How is it that $\tan(A +B) = \frac{\tan A + \tan B}{1-\tan A\tan B}$ for all angles, even though the derivation holds only for $\cos A\cos B\neq 0$?

You can think it like this way: If either cos(A) or cos(B) is zero, then we may take its limit of RHS and the equality makes sense.

Note that $$\tan(A +B) = \frac{\tan A + \tan B}{1-\tan A\tan B}$$ holds only if both $(i)\space A\ne \frac{\pi}{2}+k\pi$ and $(ii)\space B\ne \frac{\pi}{2}+l\pi$ for all $k,l\in\mathbb{Z}$ are satisfied. Otherwise, at least one of the values $\tan A$ or $\tan B$ does not exist since $\tan x=\frac{\sin x}{\cos x}$ whilst the zeros of cosine are of the aforementioned form.
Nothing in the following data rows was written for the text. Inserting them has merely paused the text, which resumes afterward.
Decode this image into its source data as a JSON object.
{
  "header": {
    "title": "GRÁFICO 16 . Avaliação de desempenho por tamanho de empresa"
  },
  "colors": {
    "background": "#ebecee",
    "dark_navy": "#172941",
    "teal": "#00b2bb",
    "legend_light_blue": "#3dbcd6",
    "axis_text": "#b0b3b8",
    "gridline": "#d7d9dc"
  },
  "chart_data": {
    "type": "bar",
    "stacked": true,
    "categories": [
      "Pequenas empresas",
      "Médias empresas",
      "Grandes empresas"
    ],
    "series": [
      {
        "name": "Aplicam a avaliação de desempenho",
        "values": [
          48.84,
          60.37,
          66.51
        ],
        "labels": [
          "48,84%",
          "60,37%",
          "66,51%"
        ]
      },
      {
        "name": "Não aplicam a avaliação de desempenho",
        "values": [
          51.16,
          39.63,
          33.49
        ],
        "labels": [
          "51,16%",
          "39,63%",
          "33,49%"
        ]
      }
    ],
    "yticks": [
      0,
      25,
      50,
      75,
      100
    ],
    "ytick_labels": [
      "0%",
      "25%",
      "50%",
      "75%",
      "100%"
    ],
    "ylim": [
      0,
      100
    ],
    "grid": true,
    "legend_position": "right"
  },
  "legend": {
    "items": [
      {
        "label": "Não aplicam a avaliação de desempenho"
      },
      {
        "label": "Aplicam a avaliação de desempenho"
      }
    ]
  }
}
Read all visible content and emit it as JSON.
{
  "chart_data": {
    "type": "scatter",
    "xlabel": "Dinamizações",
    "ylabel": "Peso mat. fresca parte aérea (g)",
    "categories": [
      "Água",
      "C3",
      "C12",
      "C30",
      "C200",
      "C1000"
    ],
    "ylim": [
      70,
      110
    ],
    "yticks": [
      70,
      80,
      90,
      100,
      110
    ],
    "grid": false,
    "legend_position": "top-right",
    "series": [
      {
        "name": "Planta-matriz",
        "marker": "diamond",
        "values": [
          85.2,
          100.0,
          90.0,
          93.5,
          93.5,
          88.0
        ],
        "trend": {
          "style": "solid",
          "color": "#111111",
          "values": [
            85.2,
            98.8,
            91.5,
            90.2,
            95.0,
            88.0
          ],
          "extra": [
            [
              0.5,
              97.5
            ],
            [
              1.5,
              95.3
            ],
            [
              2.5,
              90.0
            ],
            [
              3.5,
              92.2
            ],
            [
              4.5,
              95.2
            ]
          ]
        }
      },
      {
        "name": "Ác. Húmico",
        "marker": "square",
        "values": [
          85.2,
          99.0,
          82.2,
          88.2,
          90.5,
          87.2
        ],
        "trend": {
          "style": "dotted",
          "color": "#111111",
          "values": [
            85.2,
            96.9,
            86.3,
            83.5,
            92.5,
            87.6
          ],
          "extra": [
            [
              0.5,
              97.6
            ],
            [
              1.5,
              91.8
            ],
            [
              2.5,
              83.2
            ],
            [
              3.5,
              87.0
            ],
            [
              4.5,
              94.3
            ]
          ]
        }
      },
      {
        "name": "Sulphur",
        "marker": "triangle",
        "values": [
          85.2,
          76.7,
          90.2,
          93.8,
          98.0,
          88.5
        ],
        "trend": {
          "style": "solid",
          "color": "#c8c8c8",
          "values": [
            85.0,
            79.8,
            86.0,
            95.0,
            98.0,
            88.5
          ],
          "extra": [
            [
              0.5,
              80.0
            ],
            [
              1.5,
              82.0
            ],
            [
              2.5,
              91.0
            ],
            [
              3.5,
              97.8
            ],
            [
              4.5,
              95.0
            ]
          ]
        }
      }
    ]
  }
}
The inconvenient case, though, one could simplify directly. Suppose $(i)$ holds, then $$ \tan(A+B)= \tan\left(\frac{\pi}{2}+k\pi+B\right)\stackrel{\text{periodicity}}{=}\tan\left(\frac{\pi}{2}+B \right) \stackrel{\text{trig. identity}}{=}-\cot(B).$$

Assured of ability to handle the tangent of sum when $(i)$ or $(ii)$ is true, one can assume that both $\cos A$ and $\cos B$ are not $0$ and divide by it in order to obtain the discussed expression.